My players are on a COMPETITIVE team. You can’t spell competitive without…COMPETITIVE! I am not crazy; I am competitive. For the 50 minutes of practice and the 50 minutes of game time, you had better match my intensity. My coaches know this as well. Why bother doing anything in life unless you go as hard as possible? Schools are doing their damndest to take winning and competition out of our children. I tell my players all of the time, “This is not school. This is real life. There are winners and losers. There is a scoreboard for a reason. We might get outscored, but we are not going to get outworked. There are no participation medals on my team. Everything we do is about competing.” You have my word, if your child plays for Coach Waldo, I will NEVER take the competitiveness out of your child; I will only amplify it!
Mental toughness, like physical toughness, has to be built through pain and anguish. If you want your child to be mentally tough, then surround him or her with tough people. I coached 17 boys this past season. Every one of them cried at least 3x this season. (I cried 5x, but that is for another blog.) The reasons for crying are irrelevant; it is the bounceback that matters. Everyone of my players got back on the ice, some with fresh tears, and grinded out the next shift, period, or game. They learned it is ok to cry, but NEVER ok to quit. Why do we let kids quit when the going gets tough, then complain that kids are weak when faced with obstacles? Coach Waldo will NEVER let your kid quit.
Respect is not “Old School” nor is it optional
This is copied directly from my season-opening parent meeting:
I am huge on respect. At the rink I am Coach Waldo. This is NOT a power trip. Respect for authority is never out of fashion. The boys will also do the same for Coach ______, etc. Our manager is Miss ________. We, as coaches, will teach manners in the dressing room. “Please” and “Thank You” are huge. When a coach is talking, no one else is. When a coach is explaining a drill, no one is playing with the pucks. When we tie your son’s skates, it is, “Thanks Coach _____.” Any disrespectful behaviour towards a coach or fellow teammate will be addressed both on the ice and after practice/game.
Pushing My Players Through Their Athletic Ceiling
The Greek philosopher Socrates would back me up on this: “No human has the right to be an amateur in the aspect of physical training. It is a shame for a human to grow old without seeing the beauty and strength of which their body is capable.”
The human body is meant to be pushed. In practice, I push my players very hard because I want the game to be physically easy in comparison. The human body is meant to be tested; to be pushed.

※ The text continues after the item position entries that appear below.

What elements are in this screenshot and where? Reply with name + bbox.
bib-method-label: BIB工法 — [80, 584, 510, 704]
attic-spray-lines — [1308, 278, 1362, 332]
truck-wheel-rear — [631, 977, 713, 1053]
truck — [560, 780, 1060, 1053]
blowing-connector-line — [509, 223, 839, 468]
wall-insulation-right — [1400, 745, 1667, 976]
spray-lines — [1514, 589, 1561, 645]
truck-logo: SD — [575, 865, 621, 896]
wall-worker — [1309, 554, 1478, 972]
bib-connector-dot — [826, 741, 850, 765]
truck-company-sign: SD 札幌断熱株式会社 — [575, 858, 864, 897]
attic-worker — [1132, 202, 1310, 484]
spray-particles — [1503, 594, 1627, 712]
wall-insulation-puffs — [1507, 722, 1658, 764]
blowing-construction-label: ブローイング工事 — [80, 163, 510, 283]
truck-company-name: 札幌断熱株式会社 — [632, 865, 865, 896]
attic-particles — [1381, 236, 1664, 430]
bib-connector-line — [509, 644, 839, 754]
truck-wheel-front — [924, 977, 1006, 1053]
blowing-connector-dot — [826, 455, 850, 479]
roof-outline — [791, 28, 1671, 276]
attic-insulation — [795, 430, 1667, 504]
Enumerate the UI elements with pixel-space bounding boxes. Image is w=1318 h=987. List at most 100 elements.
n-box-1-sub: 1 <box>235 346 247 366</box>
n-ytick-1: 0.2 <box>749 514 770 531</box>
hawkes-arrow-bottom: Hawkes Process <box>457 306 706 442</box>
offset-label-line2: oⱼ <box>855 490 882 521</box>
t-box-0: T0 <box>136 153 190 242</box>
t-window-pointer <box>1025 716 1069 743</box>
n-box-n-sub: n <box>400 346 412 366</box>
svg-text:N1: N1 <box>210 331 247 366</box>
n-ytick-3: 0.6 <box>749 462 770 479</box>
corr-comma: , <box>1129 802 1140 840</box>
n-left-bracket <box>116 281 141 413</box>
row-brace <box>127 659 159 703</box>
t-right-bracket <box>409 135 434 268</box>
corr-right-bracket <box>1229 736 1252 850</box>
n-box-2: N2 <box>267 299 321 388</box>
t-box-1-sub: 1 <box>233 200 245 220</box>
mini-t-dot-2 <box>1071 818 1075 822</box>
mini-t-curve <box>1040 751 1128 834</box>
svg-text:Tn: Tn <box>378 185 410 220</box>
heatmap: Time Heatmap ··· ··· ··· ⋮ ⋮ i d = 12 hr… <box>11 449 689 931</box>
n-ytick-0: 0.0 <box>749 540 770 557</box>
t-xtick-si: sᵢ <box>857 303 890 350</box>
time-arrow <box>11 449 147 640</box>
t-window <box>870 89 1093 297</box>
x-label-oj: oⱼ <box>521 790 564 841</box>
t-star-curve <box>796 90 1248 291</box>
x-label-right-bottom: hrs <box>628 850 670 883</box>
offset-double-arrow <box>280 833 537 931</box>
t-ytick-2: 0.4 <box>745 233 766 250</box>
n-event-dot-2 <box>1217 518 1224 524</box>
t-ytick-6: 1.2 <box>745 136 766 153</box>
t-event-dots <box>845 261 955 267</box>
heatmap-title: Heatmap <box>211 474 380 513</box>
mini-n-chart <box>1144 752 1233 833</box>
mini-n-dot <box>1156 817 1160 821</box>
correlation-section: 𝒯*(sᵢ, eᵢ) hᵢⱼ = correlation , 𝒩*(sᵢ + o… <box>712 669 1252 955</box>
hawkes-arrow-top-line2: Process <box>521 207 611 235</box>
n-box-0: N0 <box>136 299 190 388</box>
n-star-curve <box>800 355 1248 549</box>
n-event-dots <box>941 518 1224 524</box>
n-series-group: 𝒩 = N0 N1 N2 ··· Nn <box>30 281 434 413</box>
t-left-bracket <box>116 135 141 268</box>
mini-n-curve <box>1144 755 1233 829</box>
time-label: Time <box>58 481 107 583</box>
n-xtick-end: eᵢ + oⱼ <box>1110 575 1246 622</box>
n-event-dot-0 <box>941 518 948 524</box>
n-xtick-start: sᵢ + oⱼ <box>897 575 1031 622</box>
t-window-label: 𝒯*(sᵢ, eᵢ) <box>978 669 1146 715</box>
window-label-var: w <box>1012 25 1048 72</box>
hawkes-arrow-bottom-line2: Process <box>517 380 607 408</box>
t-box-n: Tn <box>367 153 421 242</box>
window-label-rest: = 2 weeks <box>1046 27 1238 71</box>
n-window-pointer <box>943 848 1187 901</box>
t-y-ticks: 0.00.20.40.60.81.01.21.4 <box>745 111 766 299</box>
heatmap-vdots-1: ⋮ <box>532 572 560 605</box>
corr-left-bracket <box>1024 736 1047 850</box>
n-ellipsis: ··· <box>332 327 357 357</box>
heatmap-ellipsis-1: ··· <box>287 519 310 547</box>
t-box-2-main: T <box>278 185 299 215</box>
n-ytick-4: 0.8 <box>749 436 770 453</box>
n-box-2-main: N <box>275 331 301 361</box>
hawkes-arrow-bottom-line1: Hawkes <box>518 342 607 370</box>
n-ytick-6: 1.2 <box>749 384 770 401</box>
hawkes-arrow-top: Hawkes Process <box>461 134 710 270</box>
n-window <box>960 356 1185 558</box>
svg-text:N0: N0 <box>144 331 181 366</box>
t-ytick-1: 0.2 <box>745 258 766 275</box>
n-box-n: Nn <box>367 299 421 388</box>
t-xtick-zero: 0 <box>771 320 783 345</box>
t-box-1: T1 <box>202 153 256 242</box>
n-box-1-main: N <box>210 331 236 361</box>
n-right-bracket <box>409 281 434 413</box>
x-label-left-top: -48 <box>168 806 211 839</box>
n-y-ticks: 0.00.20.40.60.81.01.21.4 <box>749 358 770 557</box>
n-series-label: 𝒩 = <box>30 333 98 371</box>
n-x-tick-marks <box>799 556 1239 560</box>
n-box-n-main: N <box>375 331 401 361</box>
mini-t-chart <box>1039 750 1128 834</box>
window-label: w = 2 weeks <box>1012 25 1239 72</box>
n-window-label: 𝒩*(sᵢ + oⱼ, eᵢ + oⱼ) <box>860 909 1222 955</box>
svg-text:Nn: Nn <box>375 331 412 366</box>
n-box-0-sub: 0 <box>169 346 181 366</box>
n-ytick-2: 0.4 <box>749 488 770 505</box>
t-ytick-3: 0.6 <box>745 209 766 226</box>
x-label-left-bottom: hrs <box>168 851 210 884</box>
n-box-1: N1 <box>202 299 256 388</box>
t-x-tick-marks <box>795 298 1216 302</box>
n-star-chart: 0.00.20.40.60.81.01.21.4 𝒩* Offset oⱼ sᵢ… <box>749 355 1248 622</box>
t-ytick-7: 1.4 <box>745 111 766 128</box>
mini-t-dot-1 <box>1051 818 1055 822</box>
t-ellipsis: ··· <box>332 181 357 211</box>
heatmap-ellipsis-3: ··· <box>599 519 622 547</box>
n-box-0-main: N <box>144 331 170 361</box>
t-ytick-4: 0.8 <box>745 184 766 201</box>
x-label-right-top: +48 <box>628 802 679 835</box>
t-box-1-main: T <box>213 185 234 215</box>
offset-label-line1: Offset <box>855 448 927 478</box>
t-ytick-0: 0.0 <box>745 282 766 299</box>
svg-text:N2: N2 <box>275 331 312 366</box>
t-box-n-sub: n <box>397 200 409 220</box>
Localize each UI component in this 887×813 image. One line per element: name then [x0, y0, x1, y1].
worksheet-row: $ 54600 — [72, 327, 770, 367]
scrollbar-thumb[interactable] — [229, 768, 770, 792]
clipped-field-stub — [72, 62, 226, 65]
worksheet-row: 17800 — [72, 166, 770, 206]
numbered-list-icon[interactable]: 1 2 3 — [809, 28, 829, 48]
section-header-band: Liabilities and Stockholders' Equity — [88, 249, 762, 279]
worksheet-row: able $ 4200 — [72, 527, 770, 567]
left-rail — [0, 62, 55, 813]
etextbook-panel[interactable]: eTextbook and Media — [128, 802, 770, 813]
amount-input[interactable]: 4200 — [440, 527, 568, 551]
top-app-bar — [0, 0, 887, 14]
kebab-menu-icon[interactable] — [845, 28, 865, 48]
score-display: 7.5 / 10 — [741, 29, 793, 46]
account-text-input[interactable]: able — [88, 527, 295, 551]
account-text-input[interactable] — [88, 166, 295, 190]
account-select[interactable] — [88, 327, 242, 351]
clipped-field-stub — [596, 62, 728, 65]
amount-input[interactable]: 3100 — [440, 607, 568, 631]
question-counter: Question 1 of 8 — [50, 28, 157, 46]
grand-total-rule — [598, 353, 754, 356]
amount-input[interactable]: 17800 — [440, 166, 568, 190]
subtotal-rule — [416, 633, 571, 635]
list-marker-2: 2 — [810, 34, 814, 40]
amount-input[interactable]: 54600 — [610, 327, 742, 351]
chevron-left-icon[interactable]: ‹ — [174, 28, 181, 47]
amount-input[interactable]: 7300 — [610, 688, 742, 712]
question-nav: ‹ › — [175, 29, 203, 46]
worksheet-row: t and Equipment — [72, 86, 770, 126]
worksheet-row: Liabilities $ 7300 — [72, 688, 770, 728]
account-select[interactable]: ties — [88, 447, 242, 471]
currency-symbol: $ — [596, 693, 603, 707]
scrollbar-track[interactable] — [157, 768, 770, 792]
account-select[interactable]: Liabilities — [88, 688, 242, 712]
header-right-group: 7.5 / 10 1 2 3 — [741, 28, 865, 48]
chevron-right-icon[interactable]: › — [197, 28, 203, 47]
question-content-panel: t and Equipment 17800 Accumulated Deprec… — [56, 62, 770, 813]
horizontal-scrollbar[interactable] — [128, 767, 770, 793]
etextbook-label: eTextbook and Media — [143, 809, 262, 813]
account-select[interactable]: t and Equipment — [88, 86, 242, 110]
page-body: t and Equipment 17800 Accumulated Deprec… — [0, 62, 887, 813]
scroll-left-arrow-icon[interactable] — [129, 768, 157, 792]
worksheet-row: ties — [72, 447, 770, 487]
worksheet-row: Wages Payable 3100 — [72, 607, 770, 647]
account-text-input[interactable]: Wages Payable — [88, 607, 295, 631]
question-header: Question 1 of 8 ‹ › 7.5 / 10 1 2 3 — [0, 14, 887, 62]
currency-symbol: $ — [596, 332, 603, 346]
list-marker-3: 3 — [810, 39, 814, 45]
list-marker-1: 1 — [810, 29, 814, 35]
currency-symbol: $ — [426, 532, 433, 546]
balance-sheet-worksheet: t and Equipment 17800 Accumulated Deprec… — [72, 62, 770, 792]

It is when we want to quit that we must find the physical and mental strength to push through the exhaustion.
There is a catch: You as the coach better push yourself as well. I do the bag skates at the end of practice with my players. Sometimes I’m so tired, I think the defibrillator might be needed. I’ve gone home thinking I suffered smoke inhalation, but it turns out I burned through my 43 year old lungs. If you push yourself physically, your players will respect you more and do the same for you.
100% Return Rate for Registrations?
Every family attended the end-of-year party. I also hosted the adult-only party, and every family was present as well. If your kid hates your coach, you do not party with the coach at the end of the year. If you party with your coach, you most likely want him to coach your child again. If you want him to coach your child again, you have to register your child again.
If all of the above statements are true…mission accomplished!